Impact of ‘that’ referendum – Scotland and income tax.

The Smith Commission, set up by the Coalition after the Scottish Referendum, has reported back. Their recommendations are rather wide ranging, yet were welcome by the UK government but were seen as not enough by the Scottish government.


  • “The parliament should be given the power to set income tax rates and bands on earned income and will retain all of the income tax raised in Scotland.
  • The parliament should be given powers to allow 16 and 17-year-olds to vote in Scottish elections.
  • The parliament should be given powers to create new benefits in devolved areas and make discretionary payments in any area of welfare.
  • A range of other benefits that support older people, carers, disabled people and those who are ill should also be fully devolved.
  • The Scottish government and Scottish Parliament should have a “formal consultative role” in the process of reviewing the BBC Charter.”

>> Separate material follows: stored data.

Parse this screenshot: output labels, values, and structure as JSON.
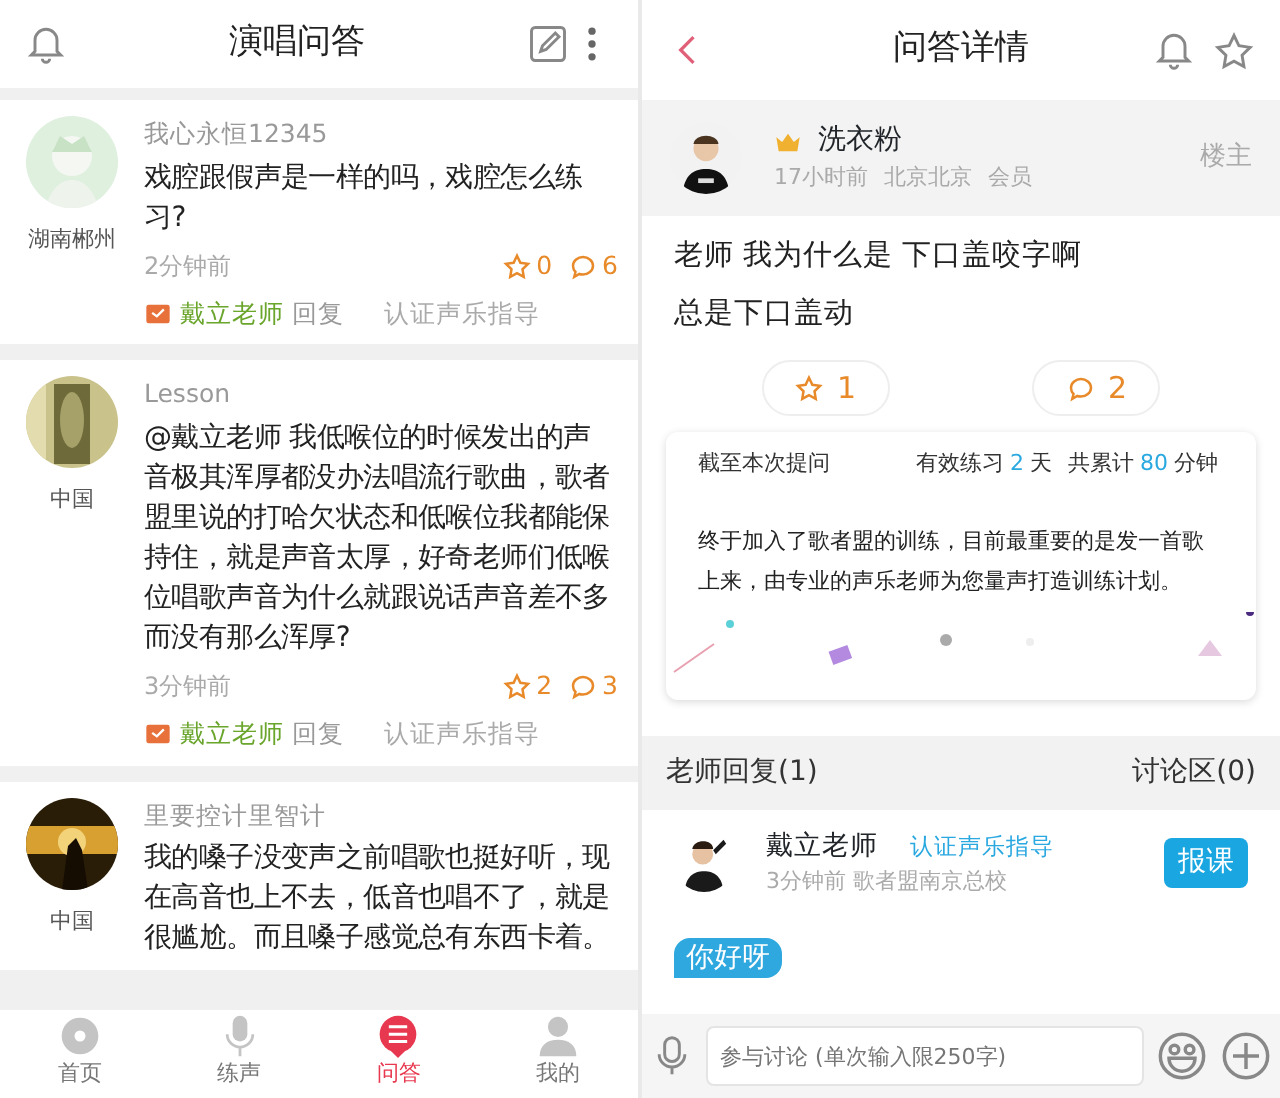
{
  "left": {
    "header": {
      "title": "演唱问答"
    },
    "posts": [
      {
        "kind": "full",
        "username": "我心永恒12345",
        "location": "湖南郴州",
        "text": "戏腔跟假声是一样的吗，戏腔怎么练习?",
        "time": "2分钟前",
        "stars": "0",
        "comments": "6",
        "teacher": "戴立老师",
        "reply_label": "回复",
        "cert": "认证声乐指导"
      },
      {
        "kind": "full",
        "username": "Lesson",
        "location": "中国",
        "text": "@戴立老师  我低喉位的时候发出的声音极其浑厚都没办法唱流行歌曲，歌者盟里说的打哈欠状态和低喉位我都能保持住，就是声音太厚，好奇老师们低喉位唱歌声音为什么就跟说话声音差不多而没有那么浑厚?",
        "time": "3分钟前",
        "stars": "2",
        "comments": "3",
        "teacher": "戴立老师",
        "reply_label": "回复",
        "cert": "认证声乐指导"
      },
      {
        "kind": "cut",
        "username": "里要控计里智计",
        "location": "中国",
        "text": "我的嗓子没变声之前唱歌也挺好听，现在高音也上不去，低音也唱不了，就是很尴尬。而且嗓子感觉总有东西卡着。"
      }
    ],
    "tabbar": [
      {
        "label": "首页",
        "kind": "disc",
        "selected": false
      },
      {
        "label": "练声",
        "kind": "mic",
        "selected": false
      },
      {
        "label": "问答",
        "kind": "qa",
        "selected": true
      },
      {
        "label": "我的",
        "kind": "person",
        "selected": false
      }
    ]
  },
  "right": {
    "header": {
      "title": "问答详情"
    },
    "op": {
      "name": "洗衣粉",
      "time": "17小时前",
      "location": "北京北京",
      "role": "会员",
      "floor": "楼主"
    },
    "question": [
      "老师 我为什么是 下口盖咬字啊",
      "总是下口盖动"
    ],
    "actions": {
      "stars": "1",
      "comments": "2"
    },
    "card": {
      "label": "截至本次提问",
      "days_pre": "有效练习",
      "days": "2",
      "days_post": "天",
      "total_pre": "共累计",
      "minutes": "80",
      "total_post": "分钟",
      "message": "终于加入了歌者盟的训练，目前最重要的是发一首歌上来，由专业的声乐老师为您量声打造训练计划。"
    },
    "section_tabs": [
      "老师回复(1)",
      "讨论区(0)"
    ],
    "reply": {
      "name": "戴立老师",
      "cert": "认证声乐指导",
      "meta": "3分钟前 歌者盟南京总校",
      "button": "报课",
      "bubble": "你好呀"
    },
    "input": {
      "placeholder": "参与讨论 (单次输入限250字)"
    }
  }
}
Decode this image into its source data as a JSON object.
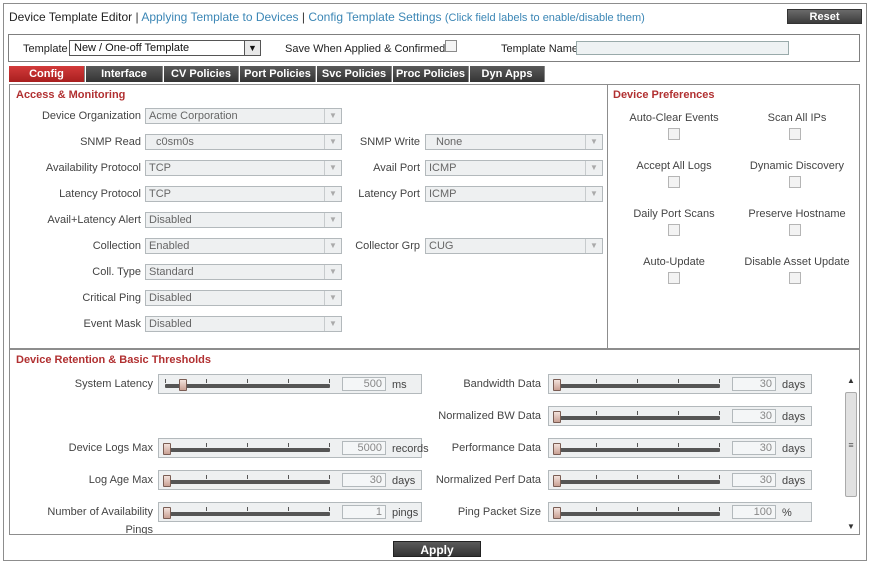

These recommendations raise questions for almost every area of the politics course. For Unit 1 democracy, it raises questions over whether the UK is becoming more democratic if these were put in place, especially the dispersal of power and lowering of the voting age. For elections, it certainly shows the impact of the devolved bodies since their creation in 1997/8. It also clearly adds further examples for discussions over the West Lothian Question/the English Question – which MPs should have votes, and where? For Unit 2, this has a huge impact on the whole of the UK Constitution and what our constitution will actually be – indeed there was a Radio 4 programme the other day on which the presenter suggested this opened the way for discussions on a codified constitution for the UK. Equally, more devolution from Parliament could be seen to undermine Parliamentary sovereignty – and would certainly lend a good discussion to a debate over the de facto/de jure powers of Parliament.